VANCOUVER — British Columbia health officials are considering offering supervised-injection services in community health clinics, triggered by a new federal government and a spike in fentanyl overdoses.
Health authorities in Vancouver and Victoria have begun discussions about providing the services in clinics that already help people with addictions, for example, through clean needle programs.
“The situation here is getting worse,” said Dr. Mark Lysyshyn of Vancouver Coastal Health in an interview Thursday. “We just see that offering supervised-injection services is a more viable way to prevent some of the harm that’s being caused right now.”
The discussions mark a shift for harm-reduction proponents who were long stymied by the previous Conservative government. A rise in overdose deaths from the dangerous opioid fentanyl has added to the urgency, officials say.
Health authorities must apply for an exemption from federal drug laws in order to offer supervised-injection services. Lysyshyn said Vancouver Coastal Health is considering applying for a single exemption to cover multiple sites.
Community health centres are separate from hospitals and offer a range of services. It’s not yet known which ones would offer supervised injection, but the authority plans to target those that already offer harm reduction to drug users, he said.
Lysyshyn said the authority was encouraged by Health Canada’s recent approval of the Dr.
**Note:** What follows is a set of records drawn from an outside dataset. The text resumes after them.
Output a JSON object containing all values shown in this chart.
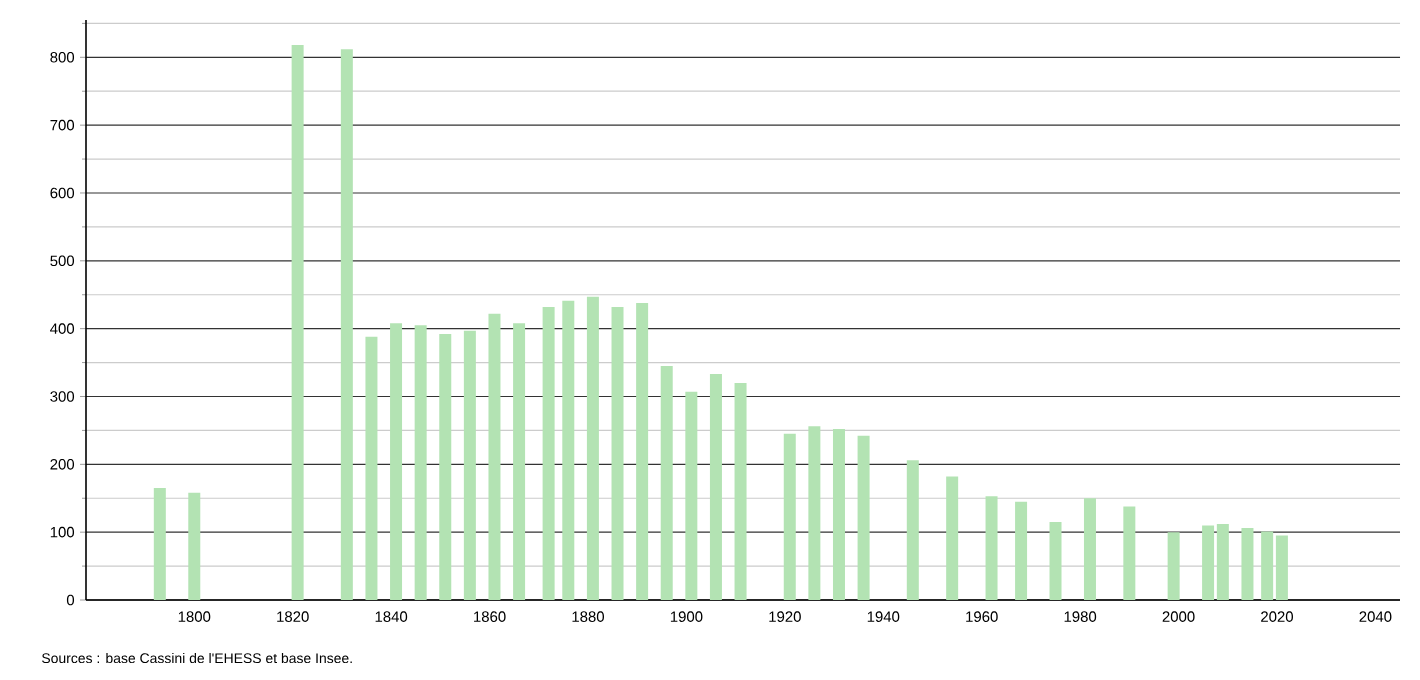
{
  "chart_data": {
    "type": "bar",
    "x": [
      1793,
      1800,
      1821,
      1831,
      1836,
      1841,
      1846,
      1851,
      1856,
      1861,
      1866,
      1872,
      1876,
      1881,
      1886,
      1891,
      1896,
      1901,
      1906,
      1911,
      1921,
      1926,
      1931,
      1936,
      1946,
      1954,
      1962,
      1968,
      1975,
      1982,
      1990,
      1999,
      2006,
      2009,
      2014,
      2018,
      2021
    ],
    "values": [
      165,
      158,
      818,
      812,
      388,
      408,
      405,
      392,
      397,
      422,
      408,
      432,
      441,
      447,
      432,
      438,
      345,
      307,
      333,
      320,
      245,
      256,
      252,
      242,
      206,
      182,
      153,
      145,
      115,
      150,
      138,
      100,
      110,
      112,
      106,
      101,
      95
    ],
    "color": "#b3e3b3",
    "xlim": [
      1778,
      2045
    ],
    "ylim": [
      0,
      855
    ],
    "xticks": [
      1800,
      1820,
      1840,
      1860,
      1880,
      1900,
      1920,
      1940,
      1960,
      1980,
      2000,
      2020,
      2040
    ],
    "yticks": [
      0,
      {
        "value": 50,
        "label": null
      },
      100,
      {
        "value": 150,
        "label": null
      },
      200,
      {
        "value": 250,
        "label": null
      },
      300,
      {
        "value": 350,
        "label": null
      },
      400,
      {
        "value": 450,
        "label": null
      },
      500,
      {
        "value": 550,
        "label": null
      },
      600,
      {
        "value": 650,
        "label": null
      },
      700,
      {
        "value": 750,
        "label": null
      },
      800,
      {
        "value": 850,
        "label": null
      }
    ],
    "grid": "y",
    "annotations": [
      "Sources : base Cassini de l'EHESS et base Insee."
    ]
  }
}
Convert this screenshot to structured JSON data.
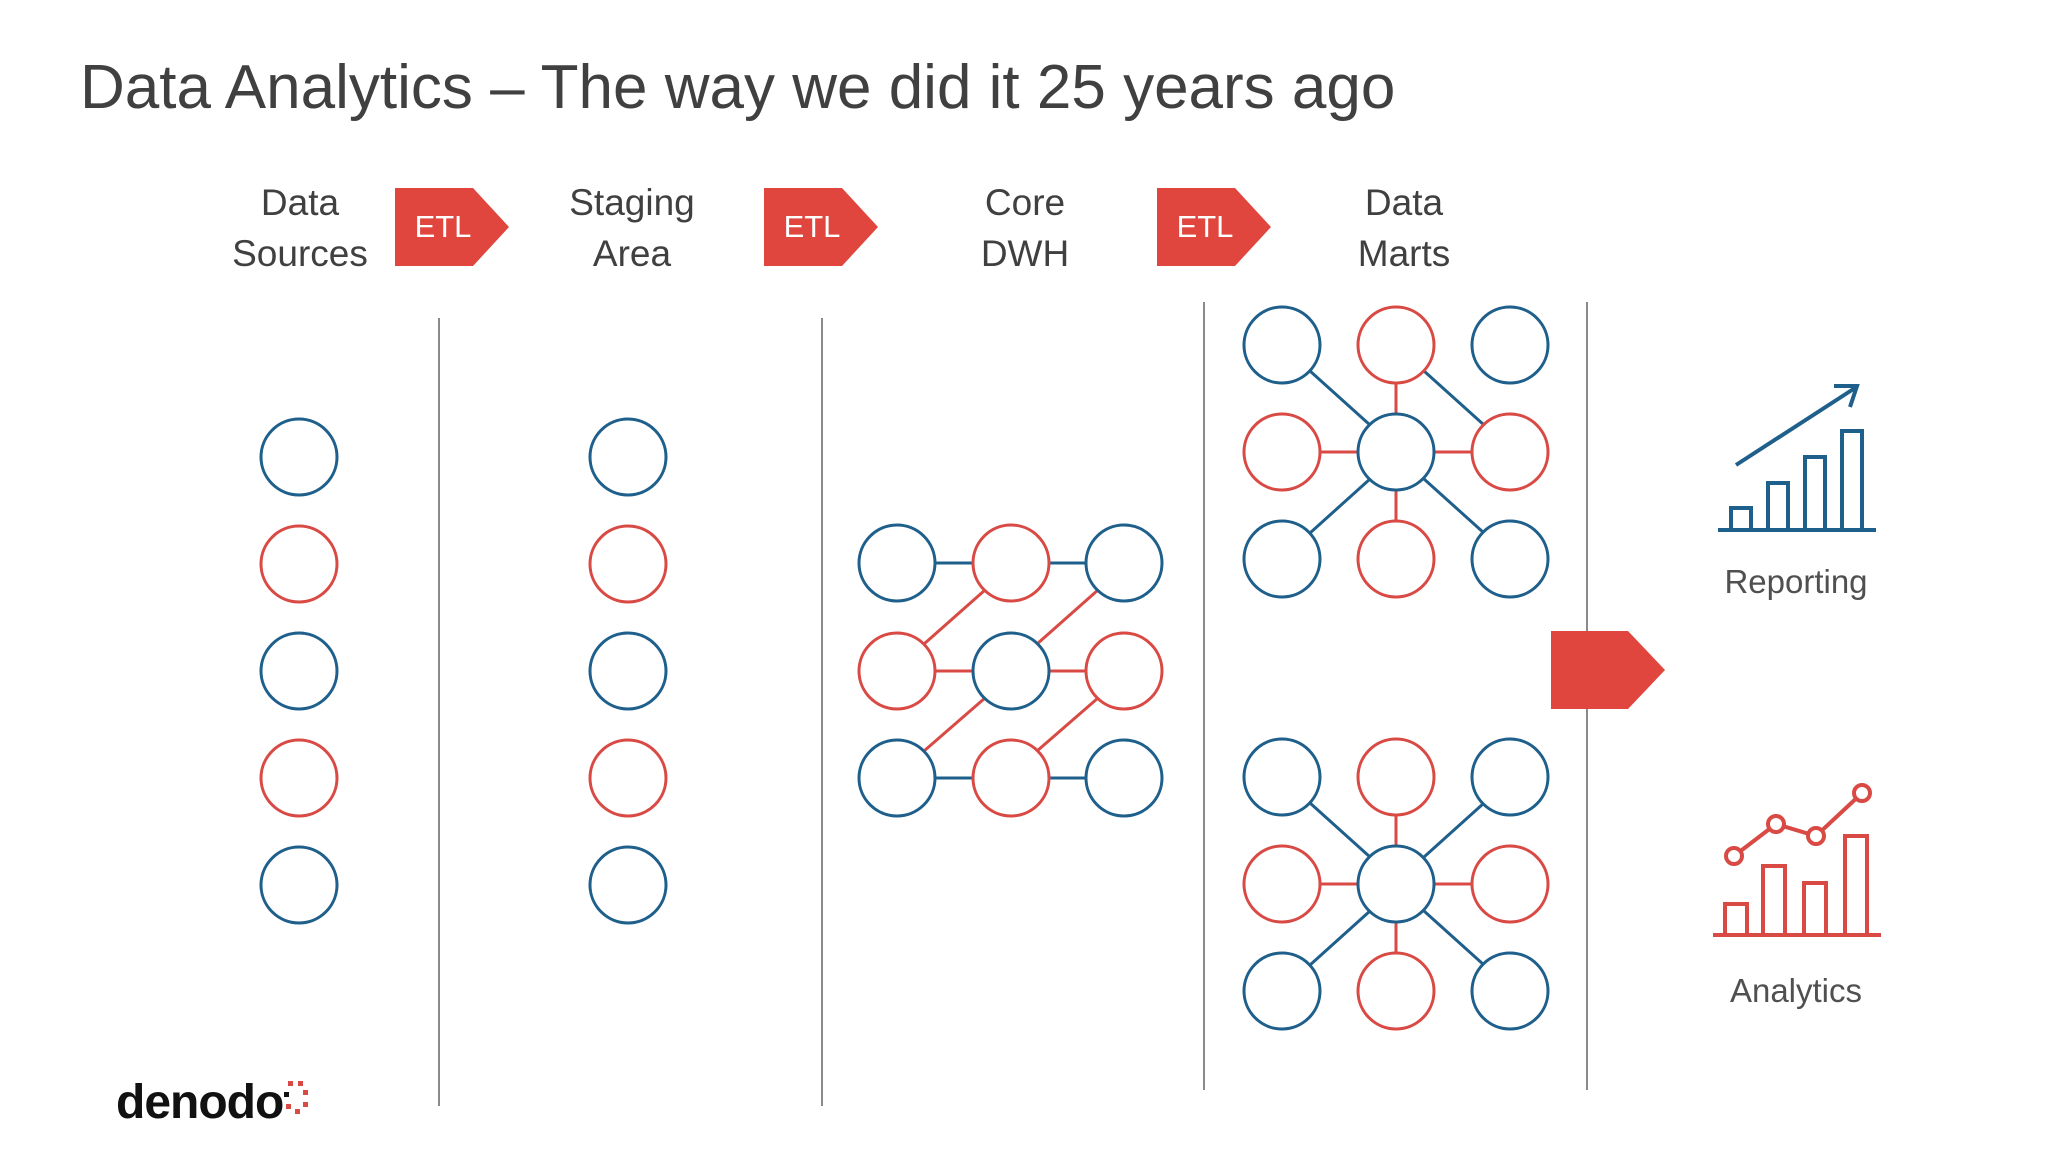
{
  "title": "Data Analytics – The way we did it 25 years ago",
  "columns": [
    {
      "line1": "Data",
      "line2": "Sources"
    },
    {
      "line1": "Staging",
      "line2": "Area"
    },
    {
      "line1": "Core",
      "line2": "DWH"
    },
    {
      "line1": "Data",
      "line2": "Marts"
    }
  ],
  "etl_label": "ETL",
  "apps": {
    "reporting": "Reporting",
    "analytics": "Analytics"
  },
  "logo": "denodo",
  "colors": {
    "blue": "#1f5f8b",
    "red": "#d94a45",
    "arrow": "#e0453e",
    "text": "#404040"
  }
}
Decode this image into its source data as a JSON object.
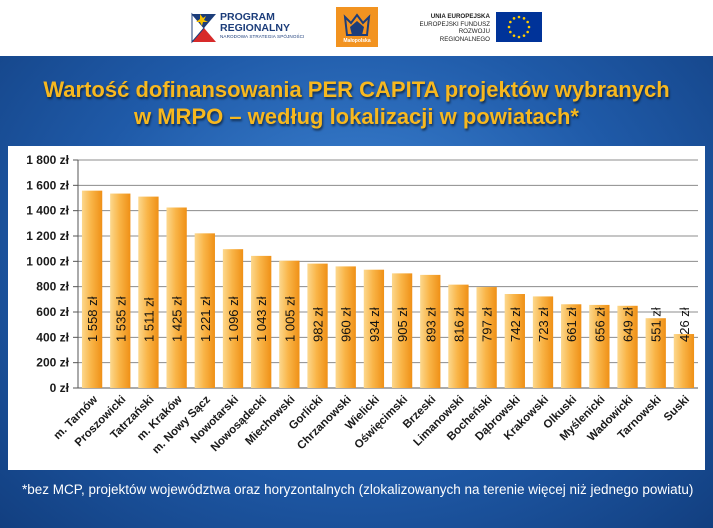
{
  "header": {
    "program_logo_line1": "PROGRAM",
    "program_logo_line2": "REGIONALNY",
    "program_logo_sub": "NARODOWA STRATEGIA SPÓJNOŚCI",
    "malopolska_logo_text": "Małopolska",
    "eu_line1": "UNIA EUROPEJSKA",
    "eu_line2": "EUROPEJSKI FUNDUSZ",
    "eu_line3": "ROZWOJU REGIONALNEGO"
  },
  "slide": {
    "title_line1": "Wartość  dofinansowania PER CAPITA projektów wybranych",
    "title_line2": "w MRPO – według lokalizacji w powiatach*",
    "footnote": "*bez MCP, projektów województwa oraz horyzontalnych (zlokalizowanych na terenie więcej niż jednego powiatu)"
  },
  "colors": {
    "title": "#f7b81f",
    "bar_light": "#fcd17a",
    "bar_dark": "#f39a1e",
    "background": "#1f5aa8"
  },
  "chart_data": {
    "type": "bar",
    "categories": [
      "m. Tarnów",
      "Proszowicki",
      "Tatrzański",
      "m. Kraków",
      "m. Nowy Sącz",
      "Nowotarski",
      "Nowosądecki",
      "Miechowski",
      "Gorlicki",
      "Chrzanowski",
      "Wielicki",
      "Oświęcimski",
      "Brzeski",
      "Limanowski",
      "Bocheński",
      "Dąbrowski",
      "Krakowski",
      "Olkuski",
      "Myślenicki",
      "Wadowicki",
      "Tarnowski",
      "Suski"
    ],
    "values": [
      1558,
      1535,
      1511,
      1425,
      1221,
      1096,
      1043,
      1005,
      982,
      960,
      934,
      905,
      893,
      816,
      797,
      742,
      723,
      661,
      656,
      649,
      551,
      426
    ],
    "data_labels": [
      "1 558 zł",
      "1 535 zł",
      "1 511 zł",
      "1 425 zł",
      "1 221 zł",
      "1 096 zł",
      "1 043 zł",
      "1 005 zł",
      "982 zł",
      "960 zł",
      "934 zł",
      "905 zł",
      "893 zł",
      "816 zł",
      "797 zł",
      "742 zł",
      "723 zł",
      "661 zł",
      "656 zł",
      "649 zł",
      "551 zł",
      "426 zł"
    ],
    "yticks": [
      0,
      200,
      400,
      600,
      800,
      1000,
      1200,
      1400,
      1600,
      1800
    ],
    "ytick_labels": [
      "0 zł",
      "200 zł",
      "400 zł",
      "600 zł",
      "800 zł",
      "1 000 zł",
      "1 200 zł",
      "1 400 zł",
      "1 600 zł",
      "1 800 zł"
    ],
    "ylim": [
      0,
      1800
    ],
    "grid": true,
    "legend": "none",
    "title": "",
    "xlabel": "",
    "ylabel": ""
  }
}
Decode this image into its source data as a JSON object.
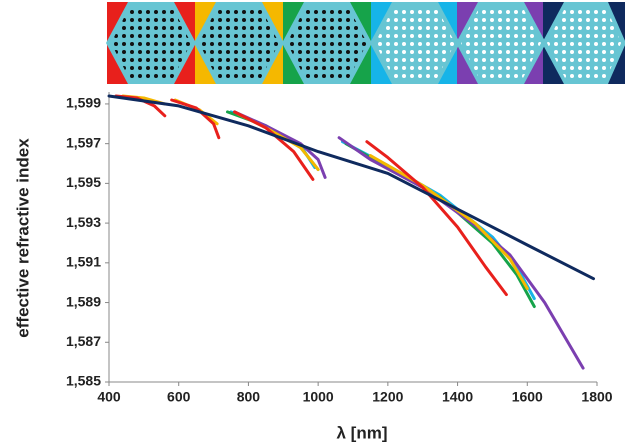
{
  "chart_data": {
    "type": "line",
    "x_label": "λ [nm]",
    "y_label": "effective refractive index",
    "xlim": [
      400,
      1800
    ],
    "xticks": [
      400,
      600,
      800,
      1000,
      1200,
      1400,
      1600,
      1800
    ],
    "ylim": [
      1.585,
      1.5995
    ],
    "yticks": [
      {
        "value": 1.585,
        "label": "1,585"
      },
      {
        "value": 1.587,
        "label": "1,587"
      },
      {
        "value": 1.589,
        "label": "1,589"
      },
      {
        "value": 1.591,
        "label": "1,591"
      },
      {
        "value": 1.593,
        "label": "1,593"
      },
      {
        "value": 1.595,
        "label": "1,595"
      },
      {
        "value": 1.597,
        "label": "1,597"
      },
      {
        "value": 1.599,
        "label": "1,599"
      }
    ],
    "grid": false,
    "series": [
      {
        "color": "#16b4e8",
        "x": [
          750,
          850,
          950,
          990,
          null,
          1070,
          1200,
          1350,
          1500,
          1570,
          1620
        ],
        "values": [
          1.5986,
          1.5979,
          1.5969,
          1.5958,
          null,
          1.5971,
          1.5959,
          1.5944,
          1.5923,
          1.5908,
          1.5892
        ]
      },
      {
        "color": "#16a34a",
        "x": [
          740,
          850,
          950,
          1000,
          null,
          1080,
          1200,
          1350,
          1500,
          1570,
          1620
        ],
        "values": [
          1.5986,
          1.5979,
          1.5968,
          1.5957,
          null,
          1.597,
          1.5958,
          1.5943,
          1.592,
          1.5904,
          1.5888
        ]
      },
      {
        "color": "#7b3fb0",
        "x": [
          760,
          850,
          950,
          1000,
          1020,
          null,
          1060,
          1150,
          1300,
          1450,
          1550,
          1650,
          1760
        ],
        "values": [
          1.5986,
          1.5979,
          1.597,
          1.5962,
          1.5953,
          null,
          1.5973,
          1.5962,
          1.5948,
          1.5929,
          1.5914,
          1.589,
          1.5857
        ]
      },
      {
        "color": "#f5b800",
        "x": [
          440,
          500,
          560,
          null,
          590,
          660,
          710,
          null,
          770,
          850,
          950,
          1000,
          null,
          1150,
          1300,
          1450,
          1550,
          1600
        ],
        "values": [
          1.5994,
          1.5993,
          1.599,
          null,
          1.5992,
          1.5987,
          1.598,
          null,
          1.5985,
          1.5978,
          1.5968,
          1.5957,
          null,
          1.5964,
          1.5949,
          1.593,
          1.5912,
          1.5897
        ]
      },
      {
        "color": "#e8201c",
        "x": [
          420,
          480,
          530,
          560,
          null,
          580,
          650,
          700,
          715,
          null,
          760,
          850,
          930,
          985,
          null,
          1140,
          1200,
          1300,
          1400,
          1480,
          1540
        ],
        "values": [
          1.5994,
          1.5993,
          1.5989,
          1.5984,
          null,
          1.5992,
          1.5988,
          1.598,
          1.5973,
          null,
          1.5986,
          1.5978,
          1.5966,
          1.5952,
          null,
          1.5971,
          1.5963,
          1.5948,
          1.5928,
          1.5908,
          1.5894
        ]
      },
      {
        "color": "#0f2a5e",
        "x": [
          400,
          600,
          800,
          1000,
          1200,
          1400,
          1600,
          1790
        ],
        "values": [
          1.5994,
          1.5989,
          1.5979,
          1.5966,
          1.5955,
          1.5937,
          1.5919,
          1.5902
        ]
      }
    ]
  }
}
Peter Centre, an HIV-AIDS clinic that has offered supervised injection along with other services in Vancouver’s west end since 2002.
“We’re sort of in a new world now,” he said. “There’s been a lot of interest in Canada in harm reduction and a belief that it’s been the right thing to do for people and that it saves lives, but we haven’t been able to move on that in the past 10 years.”
The B.C. Coroners Service has said overdose deaths are on the rise in the province and a growing portion are linked to fentanyl, a potent synthetic that is often cut with other drugs. Thirty per cent of overdose deaths involved fentanyl in 2015, up from five per cent in 2012.
Island Health spokeswoman Suzanne Germain said the authority has long considered supervised injection an important harm-reduction model, but only recently began active discussions with Victoria city officials and police about offering the service in community sites.
“The major factor for us has been the change in attitude at the federal government level. I think it was really clear under the previous government that something like this would not be approved.”
When the Conservatives were in power, the federal government waged a court battle for years against Vancouver’s only stand-alone supervised-injection site, Insite, eventually losing at the Supreme Court of Canada. It also brought in legislation that made it more challenging to open new sites.
Health Canada spokesman Sean Upton said it would be premature to speculate on whether the Liberal government would repeal the legislation.
“The government of Canada is committed to following an evidence-based approach to assessing applications for supervised consumption sites and to assessing applications under the existing legal framework without undue hindrance or delay,” he said.
Provincial health officer Dr. Perry Kendall said Vancouver and Victoria need more supervised-injection services. He said stand-alone centres like Insite work in communities with a high concentration of drug users, but they are an expensive model.
“When you have a number of clinics that are already serving this population and they’re already partly engaged in treatment, it’s a lot more affordable to build it into an existing facility,” he said.
“It may also incent people who weren’t engaged in primary care or addictions treatment to come in.”